The number of stress-related absences in financial services in the last year rose to the highest level since the financial crisis in 2008, says Fox & Partners, the employment and partnership law specialists.
The average number of working days lost per worker each year in financial services due to stress increased to 0.54 days between 2016/17 and 2018/19, up 8% from 0.5 between 2013/14 and 2015/16.
Stress-related absences are having a significant impact on employers, with poor mental health costing financial services firms an estimated £3,245 per employee in lost revenues last year.
Fox & Partners says the historical rise is partly driven by high levels of stress in the financial services industry due to heavy workloads, the emotional load of high pressure decision-making and working with challenging people. An “always on” culture and changes to working patterns, such as the wider use of smart phones, has meant many employees are increasingly struggling to disconnect from work.
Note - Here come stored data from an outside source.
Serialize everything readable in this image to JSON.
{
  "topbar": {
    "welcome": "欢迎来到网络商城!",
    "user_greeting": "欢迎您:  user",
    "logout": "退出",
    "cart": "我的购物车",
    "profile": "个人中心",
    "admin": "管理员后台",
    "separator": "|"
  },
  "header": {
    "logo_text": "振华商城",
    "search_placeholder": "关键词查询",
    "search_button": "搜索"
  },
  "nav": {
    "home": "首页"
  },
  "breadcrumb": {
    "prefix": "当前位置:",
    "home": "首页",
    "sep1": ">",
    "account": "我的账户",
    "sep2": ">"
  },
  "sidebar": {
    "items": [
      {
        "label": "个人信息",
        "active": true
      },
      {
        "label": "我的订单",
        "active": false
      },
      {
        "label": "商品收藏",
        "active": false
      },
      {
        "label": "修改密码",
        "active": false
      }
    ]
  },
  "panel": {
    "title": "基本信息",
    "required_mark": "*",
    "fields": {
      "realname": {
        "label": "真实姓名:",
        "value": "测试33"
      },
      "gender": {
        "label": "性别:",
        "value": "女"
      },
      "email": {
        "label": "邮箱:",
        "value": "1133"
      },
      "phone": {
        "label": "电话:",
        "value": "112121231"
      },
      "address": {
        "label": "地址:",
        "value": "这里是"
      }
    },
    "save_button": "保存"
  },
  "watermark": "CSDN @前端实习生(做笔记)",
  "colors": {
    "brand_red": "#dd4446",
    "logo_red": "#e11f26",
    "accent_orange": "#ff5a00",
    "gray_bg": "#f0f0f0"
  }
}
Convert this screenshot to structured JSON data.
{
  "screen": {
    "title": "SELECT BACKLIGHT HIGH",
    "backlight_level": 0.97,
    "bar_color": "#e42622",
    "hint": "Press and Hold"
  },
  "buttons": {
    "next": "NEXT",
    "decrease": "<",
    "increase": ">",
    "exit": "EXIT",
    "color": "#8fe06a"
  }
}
Fox & Partners adds that intensifying regulatory scrutiny has further contributed to rising stress levels for some individuals in financial services. The recent extension of the Senior Managers’ Regime to all financial services firms has increased the number of senior individuals that could face severe penalties for failures at their firms.
The COVID-19 situation, which has introduced massive uncertainty and is causing tremendous anxiety across the working population, is very likely to intensify stress, particularly as resource becomes increasingly stretched. Those employers who do not take wellbeing seriously – ensuring senior management spot and support mental health issues – face legal risks under health and safety legislation and personal injury law, as well as potential discrimination claims if employees with mental health issues are subjected to detriments.
Ivor Adair, Partner at Fox & Partners, says: “Rising stress levels amongst City workers suggests the industry is still struggling to tackle its intense working culture.”